December 19, 2007
Best protection against a SWAT team?
I keep reading that pit bulls are the "number one dog of choice for drug dealers."
While the line sounds as if it had been scripted for Hollywood or MSM consumption, what really shocked me was to see it echoed by the Humane Society of the United States.
When inflammatory code language like that is voiced by a leading humane organization, everyone who loves these dogs (or just believes in preserving what freedom we've still got) ought to take notice, because it is not their fault if "drug dealers" want them. They are strong, loyal, canine athletes.
Linking them to drug dealers really raises my hackles, and I don't give a rat's ass whether they are the dog of choice for drug dealers -- any more than I care about the drug dealers' car or SUV of choice, cell phone of choice, mp3 player of choice, or underwear of choice.
What the drug dealers might "choose" is not the fault of anyone but themselves, and it should not reflect on other people, nor should it in any way be used as an argument against whatever damned product they like.
In the case of pit bulls, the drug dealer rhetoric has contributed to making the police (along with countless social worker busybody types) terrified of these dogs, and trigger-happy -- thus leading to a plethora of recent dog shooting incidents which have been termed "puppycide."
If you think about it, if you are a drug dealer, having any dog makes a lot of sense. In the event of one of the increasingly common SWAT raids, the dog will not only blow the element of surprise (they hear and smell threats better than we do) but they keep the cops occupied, and if they shoot the dog, that's even more of a distraction.
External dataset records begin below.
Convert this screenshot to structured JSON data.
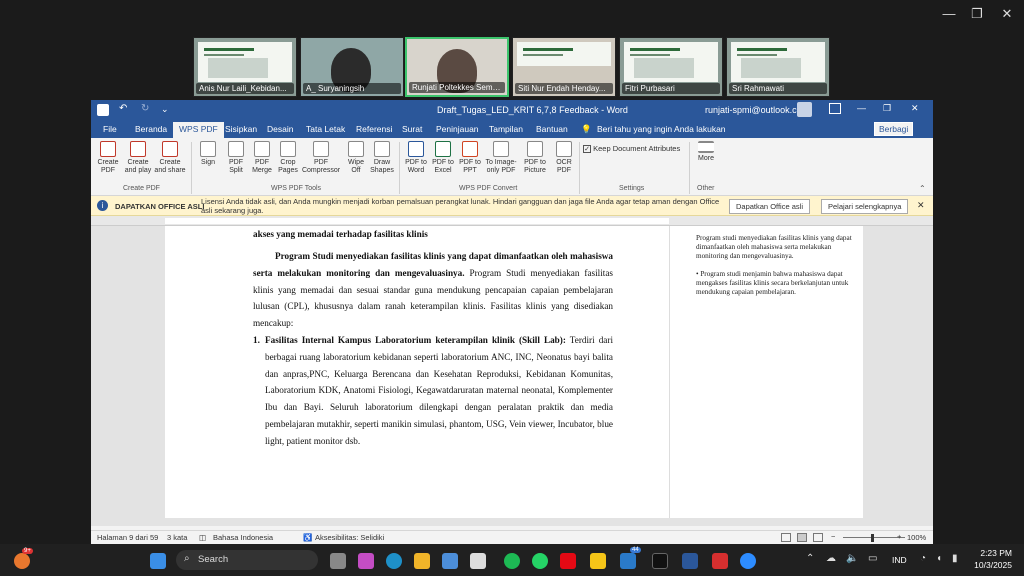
{
  "window_controls": {
    "minimize": "—",
    "maximize": "❐",
    "close": "✕"
  },
  "participants": [
    {
      "name": "Anis Nur Laili_Kebidan...",
      "kind": "slide"
    },
    {
      "name": "A_ Suryaningsih",
      "kind": "face"
    },
    {
      "name": "Runjati Poltekkes Semara...",
      "kind": "face",
      "active": true
    },
    {
      "name": "Siti Nur Endah Henday...",
      "kind": "slide"
    },
    {
      "name": "Fitri Purbasari",
      "kind": "slide"
    },
    {
      "name": "Sri Rahmawati",
      "kind": "slide"
    }
  ],
  "word": {
    "doc_title": "Draft_Tugas_LED_KRIT 6,7,8 Feedback  -  Word",
    "account": "runjati-spmi@outlook.com",
    "tabs": [
      "File",
      "Beranda",
      "WPS PDF",
      "Sisipkan",
      "Desain",
      "Tata Letak",
      "Referensi",
      "Surat",
      "Peninjauan",
      "Tampilan",
      "Bantuan"
    ],
    "selected_tab": "WPS PDF",
    "tell_me": "Beri tahu yang ingin Anda lakukan",
    "share": "Berbagi",
    "ribbon": {
      "create_pdf": [
        "Create PDF",
        "Create and play",
        "Create and share"
      ],
      "tools": [
        "Sign",
        "PDF Split",
        "PDF Merge",
        "Crop Pages",
        "PDF Compressor",
        "Wipe Off",
        "Draw Shapes"
      ],
      "convert": [
        "PDF to Word",
        "PDF to Excel",
        "PDF to PPT",
        "To Image-only PDF",
        "PDF to Picture",
        "OCR PDF"
      ],
      "keep_attributes": "Keep Document Attributes",
      "more": "More",
      "groups": [
        "Create PDF",
        "WPS PDF Tools",
        "WPS PDF Convert",
        "Settings",
        "Other"
      ]
    },
    "infobar": {
      "title": "DAPATKAN OFFICE ASLI",
      "message": "Lisensi Anda tidak asli, dan Anda mungkin menjadi korban pemalsuan perangkat lunak. Hindari gangguan dan jaga file Anda agar tetap aman dengan Office asli sekarang juga.",
      "btn1": "Dapatkan Office asli",
      "btn2": "Pelajari selengkapnya"
    },
    "document": {
      "heading": "akses yang memadai terhadap fasilitas klinis",
      "para1_bold": "Program Studi menyediakan fasilitas klinis yang dapat dimanfaatkan oleh mahasiswa serta melakukan monitoring dan mengevaluasinya.",
      "para1_rest": " Program Studi menyediakan fasilitas klinis yang memadai dan sesuai standar guna mendukung pencapaian capaian pembelajaran lulusan (CPL), khususnya dalam ranah keterampilan klinis. Fasilitas klinis yang disediakan mencakup:",
      "item1_num": "1.",
      "item1_bold": "Fasilitas Internal Kampus Laboratorium keterampilan klinik (Skill Lab):",
      "item1_text": " Terdiri dari berbagai ruang laboratorium kebidanan seperti laboratorium ANC, INC, Neonatus bayi balita dan anpras,PNC, Keluarga Berencana dan Kesehatan Reproduksi, Kebidanan Komunitas, Laboratorium KDK, Anatomi Fisiologi, Kegawatdaruratan maternal neonatal, Komplementer Ibu dan Bayi. Seluruh laboratorium dilengkapi dengan peralatan praktik dan media pembelajaran mutakhir, seperti manikin simulasi, phantom, USG, Vein viewer, Incubator, blue light, patient monitor dsb."
    },
    "comment": {
      "line1": "Program studi menyediakan fasilitas klinis yang dapat dimanfaatkan oleh mahasiswa serta melakukan monitoring dan mengevaluasinya.",
      "line2": "• Program studi menjamin bahwa mahasiswa dapat mengakses fasilitas klinis secara berkelanjutan untuk mendukung capaian pembelajaran."
    },
    "status": {
      "page": "Halaman 9 dari 59",
      "words": "3 kata",
      "lang": "Bahasa Indonesia",
      "access": "Aksesibilitas: Selidiki",
      "zoom": "100%"
    }
  },
  "taskbar": {
    "search": "Search",
    "lang": "IND",
    "time": "2:23 PM",
    "date": "10/3/2025",
    "badge": "44",
    "notif": "9+"
  }
}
The hassle and the delay buys time, which can be used to flee, or ditch the drugs. To a drug dealer, they're not pets, but simply part of the cost of doing business:
These dogs aren't pets. To a dealer, they are equipment, inventory and a cost of doing business.Unfortunately, I can see why a dog -- any dog -- would be important to a drug dealer. It is a misuse of the animal, but is it fair to blame the animal which is being misused? Why? Simply because they're braver and stronger than other dogs? Because they're better at taking abuse?
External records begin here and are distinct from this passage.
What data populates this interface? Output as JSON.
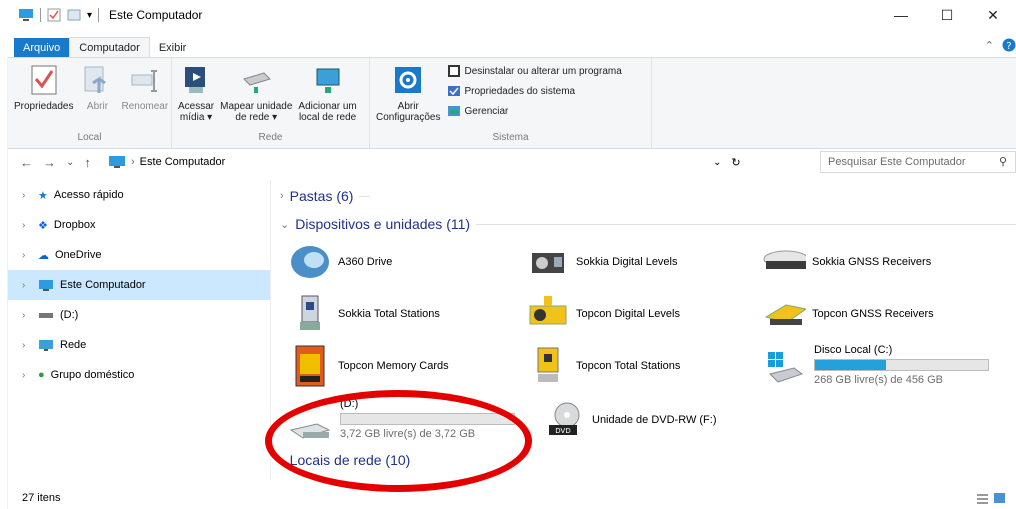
{
  "window": {
    "title": "Este Computador"
  },
  "ribbon_tabs": [
    "Arquivo",
    "Computador",
    "Exibir"
  ],
  "ribbon": {
    "local": {
      "label": "Local",
      "items": [
        "Propriedades",
        "Abrir",
        "Renomear"
      ]
    },
    "rede": {
      "label": "Rede",
      "items": [
        {
          "l1": "Acessar",
          "l2": "mídia ▾"
        },
        {
          "l1": "Mapear unidade",
          "l2": "de rede ▾"
        },
        {
          "l1": "Adicionar um",
          "l2": "local de rede"
        }
      ]
    },
    "sistema": {
      "label": "Sistema",
      "open": {
        "l1": "Abrir",
        "l2": "Configurações"
      },
      "small": [
        "Desinstalar ou alterar um programa",
        "Propriedades do sistema",
        "Gerenciar"
      ]
    }
  },
  "address": {
    "path": "Este Computador",
    "search_placeholder": "Pesquisar Este Computador"
  },
  "sidebar": [
    "Acesso rápido",
    "Dropbox",
    "OneDrive",
    "Este Computador",
    "(D:)",
    "Rede",
    "Grupo doméstico"
  ],
  "groups": {
    "folders": "Pastas (6)",
    "devices": "Dispositivos e unidades (11)",
    "network": "Locais de rede (10)"
  },
  "devices": [
    "A360 Drive",
    "Sokkia Digital Levels",
    "Sokkia GNSS Receivers",
    "Sokkia Total Stations",
    "Topcon Digital Levels",
    "Topcon GNSS Receivers",
    "Topcon Memory Cards",
    "Topcon Total Stations"
  ],
  "drives": {
    "c": {
      "name": "Disco Local (C:)",
      "free": "268 GB livre(s) de 456 GB",
      "used_fraction": 0.41
    },
    "d": {
      "name": "(D:)",
      "free": "3,72 GB livre(s) de 3,72 GB",
      "used_fraction": 0.0
    },
    "f": {
      "name": "Unidade de DVD-RW (F:)"
    }
  },
  "status": {
    "count": "27 itens"
  },
  "colors": {
    "accent": "#1979ca",
    "selection": "#cce8ff",
    "bar": "#26a0da",
    "annotation": "#e50000"
  }
}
If pit bulls are being used by drug dealers, how is that the fault of the dogs? And how is it in any way the fault of people who aren't misusing these wonderful dogs as an anti-SWAT team firewall system?
If all pit bulls disappeared, does anyone think the drug dealers wouldn't simply use another breed?
It occurs to me that pit bulls would also make a great dog of choice for researchers who want hardy and sturdy lab animals. I am serious; I don't like the idea of animal research, but they'd be great for it.
So, let's just suppose some of these animal lab scientists were to discover that pit bulls adapt better to lab settings (check; they're known for adaptiveness), are more pain tolerant (check), less likely to bite during procedures (check), and just plain healthier overall (again, check). If they eventually became the leading research breed, I'm sure some animal rights groups would scream that pit bulls are "the number one dog of choice for cruel animal research."
But would anyone use that as a argument for banning the dogs?
It would make about as much sense as it would to ban Korean Noo-rung-yee dogs because they're "the gourmet dog of choice in Korean dogmeat markets."
(But who ever said inflammatory rhetorical phraseology was supposed to be logical or sensible?)